Here's the source code:

public String[] split(CharSequence input, int limit) {
        int index = 0;
        boolean matchLimited = limit > 0;
        ArrayList<String> matchList = new ArrayList<String>();
        Matcher m = matcher(input);

        // Add segments before each match found
        while(m.find()) {
            if (!matchLimited || matchList.size() < limit - 1) {
                String match = input.subSequence(index, m.start()).toString();
                matchList.add(match);

                // Consider this assignment. For a single empty string match
                // m.end() will be 0, and hence index will also be 0
                index = m.end();
            } else if (matchList.size() == limit - 1) { // last one
                String match = input.subSequence(index,
                                                 input.length()).toString();
                matchList.add(match);
                index = m.end();
            }
        }

        // If no match was found, return this
        if (index == 0)
            return new String[] {input.toString()};

        // Rest of them is not required

If the last condition in the above code - index == 0, is true, then the single element array is returned with the input string.

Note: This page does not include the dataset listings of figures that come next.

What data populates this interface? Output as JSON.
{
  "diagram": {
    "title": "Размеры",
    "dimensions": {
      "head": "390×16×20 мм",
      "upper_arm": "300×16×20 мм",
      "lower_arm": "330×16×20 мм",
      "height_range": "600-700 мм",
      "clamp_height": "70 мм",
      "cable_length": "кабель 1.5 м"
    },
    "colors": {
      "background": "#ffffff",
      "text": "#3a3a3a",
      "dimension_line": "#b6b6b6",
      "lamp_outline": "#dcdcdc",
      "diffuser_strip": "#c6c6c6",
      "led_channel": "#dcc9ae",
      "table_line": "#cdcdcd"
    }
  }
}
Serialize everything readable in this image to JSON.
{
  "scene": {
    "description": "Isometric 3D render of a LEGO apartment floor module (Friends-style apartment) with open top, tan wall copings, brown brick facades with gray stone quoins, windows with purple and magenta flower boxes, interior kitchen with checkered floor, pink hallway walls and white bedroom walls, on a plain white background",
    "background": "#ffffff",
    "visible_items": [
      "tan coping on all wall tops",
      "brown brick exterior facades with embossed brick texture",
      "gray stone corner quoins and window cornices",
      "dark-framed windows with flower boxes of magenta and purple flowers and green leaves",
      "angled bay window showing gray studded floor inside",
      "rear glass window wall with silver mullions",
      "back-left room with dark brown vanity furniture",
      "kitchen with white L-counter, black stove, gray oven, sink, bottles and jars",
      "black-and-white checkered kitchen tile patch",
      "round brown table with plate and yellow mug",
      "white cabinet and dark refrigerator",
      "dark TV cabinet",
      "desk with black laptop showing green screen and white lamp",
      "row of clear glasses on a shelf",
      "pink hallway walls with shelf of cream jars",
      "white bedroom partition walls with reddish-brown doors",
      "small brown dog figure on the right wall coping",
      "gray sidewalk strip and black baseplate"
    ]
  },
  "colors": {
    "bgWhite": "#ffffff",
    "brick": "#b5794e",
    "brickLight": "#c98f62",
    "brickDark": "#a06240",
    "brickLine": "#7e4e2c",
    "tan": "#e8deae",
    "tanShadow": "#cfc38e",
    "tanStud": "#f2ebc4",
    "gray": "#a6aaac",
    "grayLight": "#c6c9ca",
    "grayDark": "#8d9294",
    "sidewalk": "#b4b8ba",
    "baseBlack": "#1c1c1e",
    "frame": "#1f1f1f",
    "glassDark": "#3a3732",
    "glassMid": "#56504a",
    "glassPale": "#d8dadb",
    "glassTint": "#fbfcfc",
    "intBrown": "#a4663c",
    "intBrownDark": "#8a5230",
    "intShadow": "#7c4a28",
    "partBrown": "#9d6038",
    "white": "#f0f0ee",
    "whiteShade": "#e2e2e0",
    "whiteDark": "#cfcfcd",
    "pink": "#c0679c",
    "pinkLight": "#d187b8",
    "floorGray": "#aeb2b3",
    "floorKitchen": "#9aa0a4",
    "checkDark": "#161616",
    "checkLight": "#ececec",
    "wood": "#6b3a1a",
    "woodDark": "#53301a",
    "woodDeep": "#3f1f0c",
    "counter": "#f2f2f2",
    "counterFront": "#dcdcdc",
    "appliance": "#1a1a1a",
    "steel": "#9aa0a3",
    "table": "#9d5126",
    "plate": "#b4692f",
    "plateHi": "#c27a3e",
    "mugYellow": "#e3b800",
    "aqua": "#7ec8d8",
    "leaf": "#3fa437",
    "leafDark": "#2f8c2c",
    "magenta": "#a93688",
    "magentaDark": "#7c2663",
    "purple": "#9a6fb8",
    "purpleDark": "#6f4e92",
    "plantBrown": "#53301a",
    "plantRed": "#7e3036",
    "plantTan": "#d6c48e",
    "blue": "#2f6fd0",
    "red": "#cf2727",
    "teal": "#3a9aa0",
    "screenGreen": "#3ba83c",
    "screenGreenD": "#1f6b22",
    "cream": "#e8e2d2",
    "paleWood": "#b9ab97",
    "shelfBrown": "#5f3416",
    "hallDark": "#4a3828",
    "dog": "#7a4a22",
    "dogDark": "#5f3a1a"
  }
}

Now, consider the cases when the index can be 0.

  1. When there is no match at all. (As already in the comment above that condition)
  2. If the match is found at the beginning, and the length of matched string is 0, then the value of index in the if block (inside the while loop) -

    index = m.end();
    

    will be 0. The only possible match string is an empty string (length = 0). Which is exactly the case here. And also there shouldn't be any further matches, else index would be updated to a different index.

So, considering your cases:

  • For d%, there is just a single match for the pattern, before the first d. Hence the index value would be 0. But since there isn't any further matches, the index value is not updated, and the if condition becomes true, and returns the single element array with original string.

  • For d20+2 there would be two matches, one before d, and one before +. So index value will be updated, and hence the ArrayList in the above code will be returned, which contains the empty string as a result of split on delimiter which is the first character of the string, as already explained in @Stema's answer.

So, to get the behaviour you want (that is split on delimiter only when it is not at the beginning, you can add a negative look-behind in your regex pattern):

"(?<!^)(?=[dk+-])"  // You don't need to escape + and hyphen(when at the end)

this will split on empty string followed by your character class, but not preceded by the beginning of the string.


Consider the case of splitting the string "ad%" on regex pattern - "a(?=[dk+-])". This will give you an array with the first element as empty string. What the only change here is, the empty string is replaced with a:

"ad%".split("a(?=[dk+-])");  // Prints - `[, d%]`

Why? That's because the length of the matched string is 1. So the index value after the first match - m.end() wouldn't be 0 but 1, and hence the single element array won't be returned.


I was surprised that it does not happen for case 2 and 3, so the real question here is

Why is there NO empty string at the start for "d20" and "d%"?

as Rohit Jain explained in his detailed analyses, this happens, when there is only one match found at the start of the string and the match.end index is 0. (This can only happen, when only a lookaround assertion is used for finding the match).

The problem is, that d%+3 starts with a char you are splitting on. So your regex matches before the first character and you get an empty string at the start.

You can add a lookbehind, to ensure that your expression is not matching at the start of the string,so that it is not splitted there:

String[] tokens = message.split("(?<!^)(?=[dk\\+\\-])");

(?<!^) is a lookbehind assertion that is true, when it is not at the start of the string.